Okay, I’m taking a machine shop class in the evenings and I get to pick my own projects occassionally. Finding plans by NASA for a scale model of the Lunar Lander, I figured that it’d be a fast and fun project. All was going well until I try to make the cabin of the lander. There’s a line missing on the plans, for one thing (managed to figure that one out on my own), and for another thing, there’s not enough information to calculate the angles for the windows. Anybody out there know the angles used on the actual lander? My instructor (who has 20 + years as a machinist) and I spent the night pouring over the plans and the bottom image on this page trying to figure out what the possible angles were, to no avail.
I know we’ve got at least one ex-NASA contractor on the boards, and tons of space nuts here, so I’m hoping that someone might know the answer.
Well, that site had some lovely images, but nothing that gave me the information I was looking for. I’ll try sending an e-mail to the guy who put up the site, but I’m not optimistic about getting a reply any time soon.
As a last resort I can ask my old man about it, since he worked on the thing, but the chances that he has that sort of documentation lying about are pretty slim.
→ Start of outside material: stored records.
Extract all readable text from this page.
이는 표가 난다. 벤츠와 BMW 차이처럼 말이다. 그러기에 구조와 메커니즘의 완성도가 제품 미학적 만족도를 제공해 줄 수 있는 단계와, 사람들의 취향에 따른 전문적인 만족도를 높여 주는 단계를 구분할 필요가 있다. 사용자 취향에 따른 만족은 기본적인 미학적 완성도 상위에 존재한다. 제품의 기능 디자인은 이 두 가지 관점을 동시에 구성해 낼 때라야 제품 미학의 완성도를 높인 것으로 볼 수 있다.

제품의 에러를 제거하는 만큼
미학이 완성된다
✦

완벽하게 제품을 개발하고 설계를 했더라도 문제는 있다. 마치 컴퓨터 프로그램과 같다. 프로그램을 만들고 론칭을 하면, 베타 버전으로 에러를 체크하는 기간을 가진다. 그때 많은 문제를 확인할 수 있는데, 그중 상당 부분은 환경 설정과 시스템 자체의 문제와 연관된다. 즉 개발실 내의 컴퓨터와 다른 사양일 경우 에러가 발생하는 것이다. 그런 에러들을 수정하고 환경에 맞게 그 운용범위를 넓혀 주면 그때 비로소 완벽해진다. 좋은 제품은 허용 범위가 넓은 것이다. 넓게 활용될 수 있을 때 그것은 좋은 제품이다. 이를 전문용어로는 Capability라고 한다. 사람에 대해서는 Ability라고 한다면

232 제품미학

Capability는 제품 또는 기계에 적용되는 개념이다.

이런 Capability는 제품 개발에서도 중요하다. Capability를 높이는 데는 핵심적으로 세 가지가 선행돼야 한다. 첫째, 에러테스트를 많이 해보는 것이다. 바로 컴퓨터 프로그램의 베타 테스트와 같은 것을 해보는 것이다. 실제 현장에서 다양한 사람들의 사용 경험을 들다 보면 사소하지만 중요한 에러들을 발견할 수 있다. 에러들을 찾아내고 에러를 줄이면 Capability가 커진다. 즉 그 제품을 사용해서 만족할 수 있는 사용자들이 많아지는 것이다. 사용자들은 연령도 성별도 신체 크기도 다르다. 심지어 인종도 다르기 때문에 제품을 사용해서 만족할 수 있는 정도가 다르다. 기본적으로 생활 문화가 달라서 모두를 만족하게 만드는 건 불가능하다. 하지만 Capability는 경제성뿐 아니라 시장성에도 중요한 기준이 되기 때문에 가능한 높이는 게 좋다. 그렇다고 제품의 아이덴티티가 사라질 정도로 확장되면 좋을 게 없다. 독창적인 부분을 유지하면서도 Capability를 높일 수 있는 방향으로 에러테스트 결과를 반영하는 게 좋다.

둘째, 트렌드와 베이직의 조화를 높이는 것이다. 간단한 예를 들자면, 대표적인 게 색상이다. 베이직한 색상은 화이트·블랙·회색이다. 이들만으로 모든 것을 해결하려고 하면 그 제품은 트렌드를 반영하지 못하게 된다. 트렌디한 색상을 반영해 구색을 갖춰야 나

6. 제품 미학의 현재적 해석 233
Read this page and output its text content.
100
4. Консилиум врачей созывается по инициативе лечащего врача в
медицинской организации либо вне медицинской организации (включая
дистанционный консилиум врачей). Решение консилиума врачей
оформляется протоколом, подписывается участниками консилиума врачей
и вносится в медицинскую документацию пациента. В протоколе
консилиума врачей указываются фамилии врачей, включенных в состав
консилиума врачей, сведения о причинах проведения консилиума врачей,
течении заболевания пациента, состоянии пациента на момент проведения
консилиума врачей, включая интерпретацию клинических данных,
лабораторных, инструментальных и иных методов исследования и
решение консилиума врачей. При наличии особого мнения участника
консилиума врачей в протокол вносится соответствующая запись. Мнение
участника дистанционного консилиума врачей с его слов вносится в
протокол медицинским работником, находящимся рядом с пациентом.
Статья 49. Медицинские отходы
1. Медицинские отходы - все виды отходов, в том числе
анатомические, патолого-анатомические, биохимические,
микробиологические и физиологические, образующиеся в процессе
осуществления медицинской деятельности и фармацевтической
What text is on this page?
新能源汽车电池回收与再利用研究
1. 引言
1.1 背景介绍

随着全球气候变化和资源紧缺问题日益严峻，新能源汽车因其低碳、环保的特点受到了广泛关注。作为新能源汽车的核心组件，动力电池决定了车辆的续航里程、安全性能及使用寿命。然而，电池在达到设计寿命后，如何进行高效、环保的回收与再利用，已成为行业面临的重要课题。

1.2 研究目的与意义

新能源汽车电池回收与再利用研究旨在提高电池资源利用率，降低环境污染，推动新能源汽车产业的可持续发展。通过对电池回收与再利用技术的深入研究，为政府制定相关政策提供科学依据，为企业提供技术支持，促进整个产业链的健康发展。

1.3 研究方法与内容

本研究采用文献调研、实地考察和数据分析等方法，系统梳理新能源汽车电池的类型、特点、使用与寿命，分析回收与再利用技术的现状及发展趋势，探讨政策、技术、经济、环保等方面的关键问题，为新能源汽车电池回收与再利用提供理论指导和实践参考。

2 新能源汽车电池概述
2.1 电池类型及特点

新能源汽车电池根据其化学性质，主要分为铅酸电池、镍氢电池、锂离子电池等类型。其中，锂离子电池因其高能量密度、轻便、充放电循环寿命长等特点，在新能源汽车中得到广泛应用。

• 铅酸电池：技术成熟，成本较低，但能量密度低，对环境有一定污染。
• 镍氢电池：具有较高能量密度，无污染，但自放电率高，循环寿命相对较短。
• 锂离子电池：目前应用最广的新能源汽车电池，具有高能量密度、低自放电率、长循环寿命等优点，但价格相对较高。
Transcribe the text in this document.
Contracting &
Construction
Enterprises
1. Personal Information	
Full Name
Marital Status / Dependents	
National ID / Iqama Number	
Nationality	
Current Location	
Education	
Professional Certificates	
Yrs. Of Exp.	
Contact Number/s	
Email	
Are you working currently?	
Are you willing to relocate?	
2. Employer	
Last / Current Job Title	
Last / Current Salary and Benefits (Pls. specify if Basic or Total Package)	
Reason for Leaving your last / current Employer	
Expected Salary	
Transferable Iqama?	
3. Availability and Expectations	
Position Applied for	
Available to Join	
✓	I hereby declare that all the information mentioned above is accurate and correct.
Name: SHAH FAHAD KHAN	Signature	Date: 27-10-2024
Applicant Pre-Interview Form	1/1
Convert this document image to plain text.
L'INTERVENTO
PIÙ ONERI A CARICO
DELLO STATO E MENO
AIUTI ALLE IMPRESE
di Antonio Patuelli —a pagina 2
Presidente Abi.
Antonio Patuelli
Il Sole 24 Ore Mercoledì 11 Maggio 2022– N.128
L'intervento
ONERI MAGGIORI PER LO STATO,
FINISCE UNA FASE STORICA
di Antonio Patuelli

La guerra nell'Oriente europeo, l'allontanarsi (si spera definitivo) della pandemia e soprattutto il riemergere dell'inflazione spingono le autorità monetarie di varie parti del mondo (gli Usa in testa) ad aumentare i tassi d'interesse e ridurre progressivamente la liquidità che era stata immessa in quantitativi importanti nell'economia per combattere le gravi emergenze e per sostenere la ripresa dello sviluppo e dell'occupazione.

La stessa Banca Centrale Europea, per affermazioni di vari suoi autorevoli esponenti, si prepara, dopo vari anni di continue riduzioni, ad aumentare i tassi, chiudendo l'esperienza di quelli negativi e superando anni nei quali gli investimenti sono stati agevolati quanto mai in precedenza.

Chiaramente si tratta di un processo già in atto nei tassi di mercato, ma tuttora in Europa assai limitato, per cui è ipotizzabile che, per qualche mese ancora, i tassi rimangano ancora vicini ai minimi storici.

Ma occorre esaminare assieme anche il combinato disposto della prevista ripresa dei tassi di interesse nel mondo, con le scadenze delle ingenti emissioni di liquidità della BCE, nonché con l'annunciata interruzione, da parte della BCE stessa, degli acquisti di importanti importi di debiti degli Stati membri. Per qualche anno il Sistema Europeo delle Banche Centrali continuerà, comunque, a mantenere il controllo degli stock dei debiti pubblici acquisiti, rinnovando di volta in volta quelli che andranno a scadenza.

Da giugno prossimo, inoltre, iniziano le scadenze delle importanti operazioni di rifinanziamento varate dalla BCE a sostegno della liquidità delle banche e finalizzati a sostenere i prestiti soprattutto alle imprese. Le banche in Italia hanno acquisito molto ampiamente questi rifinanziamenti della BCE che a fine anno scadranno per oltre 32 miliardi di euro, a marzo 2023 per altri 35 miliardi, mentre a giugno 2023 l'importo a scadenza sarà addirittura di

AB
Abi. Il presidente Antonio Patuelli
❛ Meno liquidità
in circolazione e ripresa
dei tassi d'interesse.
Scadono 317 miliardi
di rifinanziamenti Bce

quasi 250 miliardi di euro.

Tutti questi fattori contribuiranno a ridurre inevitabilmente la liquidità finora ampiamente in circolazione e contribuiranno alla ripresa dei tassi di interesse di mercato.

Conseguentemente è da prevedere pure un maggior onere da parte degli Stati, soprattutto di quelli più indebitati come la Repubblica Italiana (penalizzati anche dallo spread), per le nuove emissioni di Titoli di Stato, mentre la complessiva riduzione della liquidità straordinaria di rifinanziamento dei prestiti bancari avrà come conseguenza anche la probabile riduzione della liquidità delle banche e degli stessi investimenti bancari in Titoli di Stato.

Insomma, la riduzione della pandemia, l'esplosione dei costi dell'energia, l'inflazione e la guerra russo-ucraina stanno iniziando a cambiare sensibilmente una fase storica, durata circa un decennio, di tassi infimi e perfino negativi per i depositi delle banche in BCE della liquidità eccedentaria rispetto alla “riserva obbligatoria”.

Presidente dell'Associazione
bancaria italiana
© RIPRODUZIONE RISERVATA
Heck, Sofa, I’d be willing to settle for a “Well, I think it’s a 32 degree angle, no, wait, it must have been a 34, as we knew Nixon was going to get into office, and if he found out that it was a 32 degree angle, then he would have shut us down because he would have thought that it was all some kind of Masonic conspiracy, no wait, it must have been a 35, because your mother was 35 at that time and I remember reminding myself of that fact at the time.” As of right now, I’ve got a whole lot of nothing, and without knowing that angle, it’s impossible to set the part up to cut it right. We’ve tried eyeballing it, but that hasn’t worked. IAC, thank your dad for me, the folks who worked on the Apollo program have always been my heroes.